We address here a preliminary question of appellate procedure for appeals from denial of habeas corpus relief from state prison disciplinary actions. Under the governing statute, appeals from denials of habeas relief under §2254 require a certificate of appealability if “the detention complained of arises out of process issued by a State court.” 28 U.S.C. §2253(c)(1)(A). In Walker v. O’Brien, 216 F.3d 626, 638 (7th Cir. 2000), and many later cases, we have held that when a habeas petitioner challenges a prison disciplinary action rather than his or her underlying conviction, the certificate of appealability requirement of §2253(c)(1)(A) does not apply. In accord with those precedents, Grandberry filed a notice of appeal without first obtaining a certificate of appealability. We have jurisdiction over his appeal under 28 U.S.C. §2253(a).

Our reasoning has not changed, the reasoning of our colleagues in other circuits has not changed, and our respectful disagreement with our colleagues on this issue has not changed. We could go on at considerable length rehearsing the arguments for and against the Walker holding. The panel opinion in Walker and the dissent from denial of rehearing en banc have already done so ably, as have the Ninth Circuit majority and dissent in Hayward, among a number of other published opinions. We would add little to the debate by further repetition. We hold that Walker v.
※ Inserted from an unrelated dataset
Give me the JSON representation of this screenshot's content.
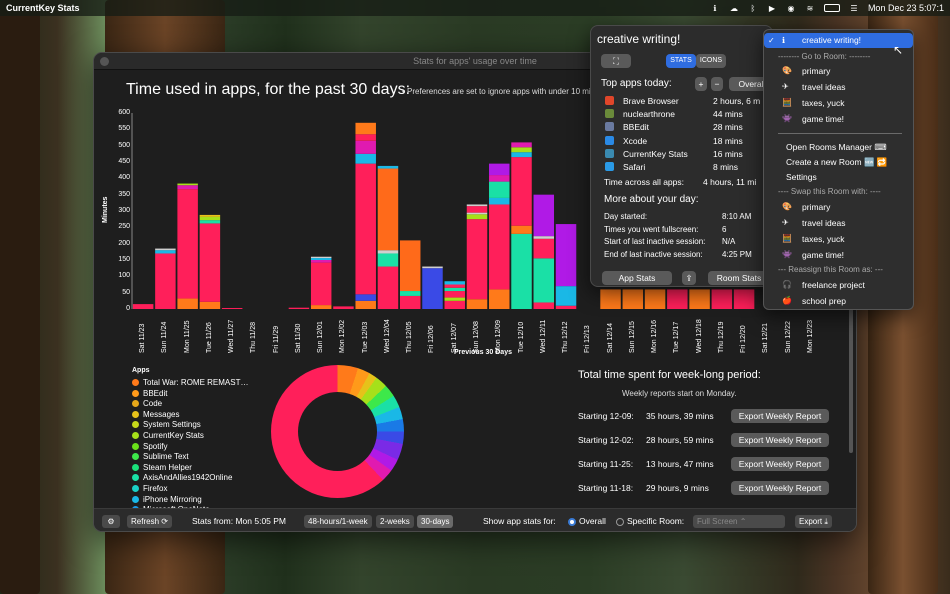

O’Brien is still good law in this circuit. In this matter, because petitioner Grandberry seeks to challenge a prison disciplinary decision and not his underlying conviction, he was not required to obtain a certificate of appealability under 28 U.S.C. §2253(c)(1)(A). Walker, 216 F.3d at 637–39.

Petitioner Grandberry’s appeal will proceed without a certificate of appealability. By separate order, we will establish a new schedule for briefing on the merits of his appeal.